Mrs Longo and her daughter, Marie Longo, persisted in getting Yorke and Northern Local Health network to address the issues that led to Don Longo’s death in October 2022.

They secured a meeting in September 2024 with Wallaroo Hospital director of nursing Sue Watkins, YNLHN quality and safety director Fiona Murray, and YNLHN medical services executive director Dr Hendrika Meyer.

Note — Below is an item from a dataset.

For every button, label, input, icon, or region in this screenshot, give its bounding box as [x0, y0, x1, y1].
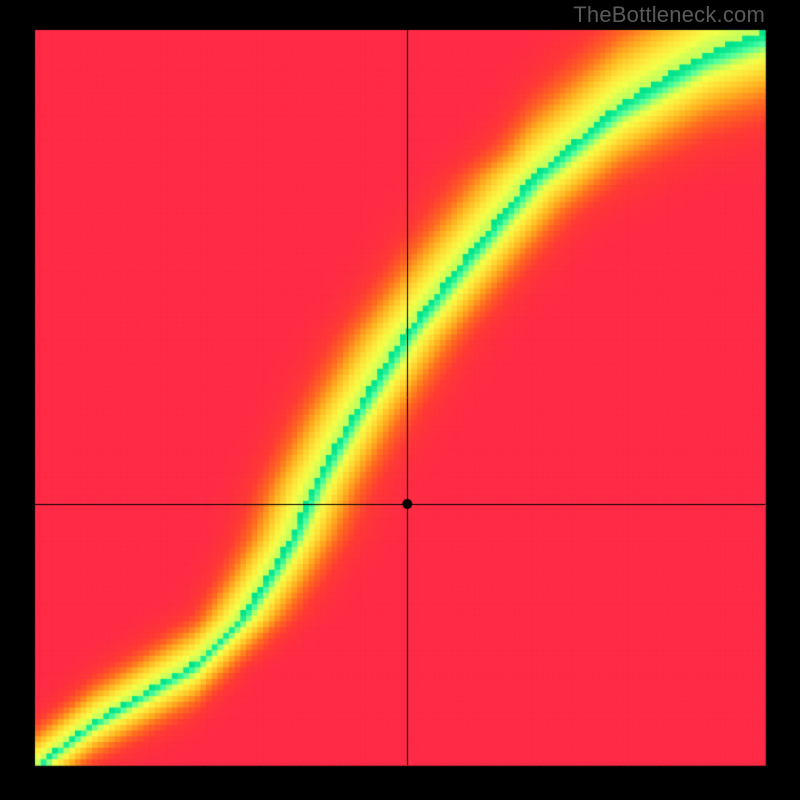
bottleneck-heatmap-canvas — [0, 0, 800, 800]
chart-container: { "meta": { "watermark_text": "TheBottle… — [0, 0, 800, 800]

In her written submission to the inquiry into health services on Yorke Peninsula, Mrs Longo wrote the following actions had been reported at the meeting:

  • The Regional Local Health Network Post Fall Management Protocol, covering all six regional health services in SA, had been revised and now directed admission for all consumers (patients) presenting as Mr Longo had
  • A shared learning resource had been developed so that all sites could learn from Mr Longo’s case
  • Seven Wallaroo Hospital nursing staff and two educators attended had attended an Emergency Medicine Education and Training program trauma education session
  • Two staff who were rostered on the night of Mr Longo’s presentation at Wallaroo Hospital had attended an education program on trauma in older patients
  • Education sessions, entitled Trauma Tuesdays, had been introduced at Wallaroo Hospital and all ED staff were encouraged to attend
  • A trial of a trauma and fall alert sticker was undertaken at Wallaroo and Maitland hospitals. The use of such stickers was superseded by the introduction across YNLHN of Electronic Medical Records, which have forcing functions for EDs to ensure all triggers have to be considered and entered into the record to ensure appropriate triage. The rollout across all YNLHN sites was due for completion in mid-January 2025.

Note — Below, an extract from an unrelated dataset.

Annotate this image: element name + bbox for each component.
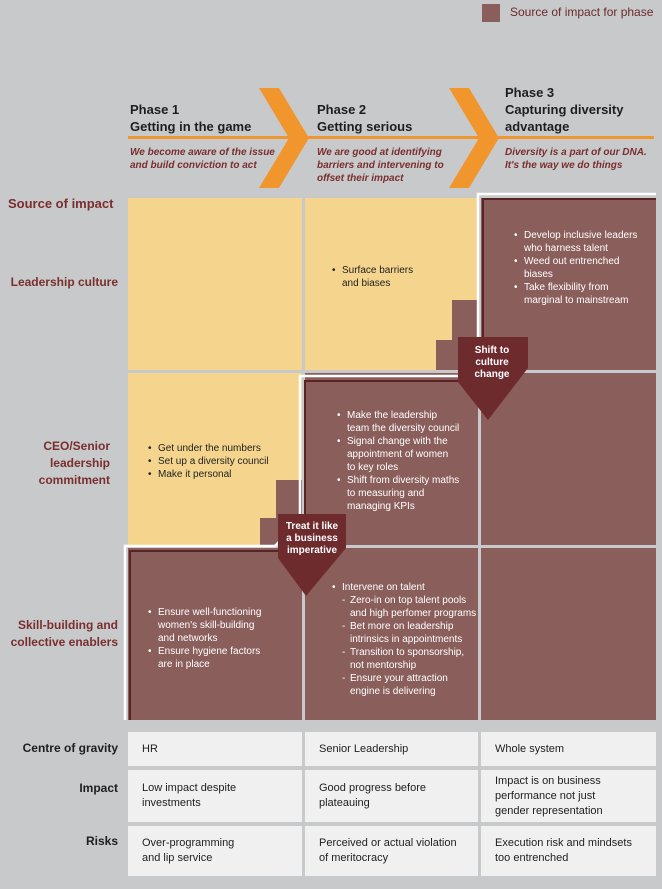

Mrs Longo said, in addition to these measures, YNLHN had recruited an emergency medicine specialist as an ED director for Wallaroo and Port Pirie Hospitals to provide senior medical expertise.

She was also told YNLHN would continue to advocate the provision of 24-hour CT imaging at Wallaroo Hospital.

“Seeing the changes that are being made give me peace that I have done as much as I can to make my husband’s life count,” Mrs Longo said.

Yorke Peninsula Country Times 1 April 2025

This article appeared in Yorke Peninsula Country Times, 1 April 2025.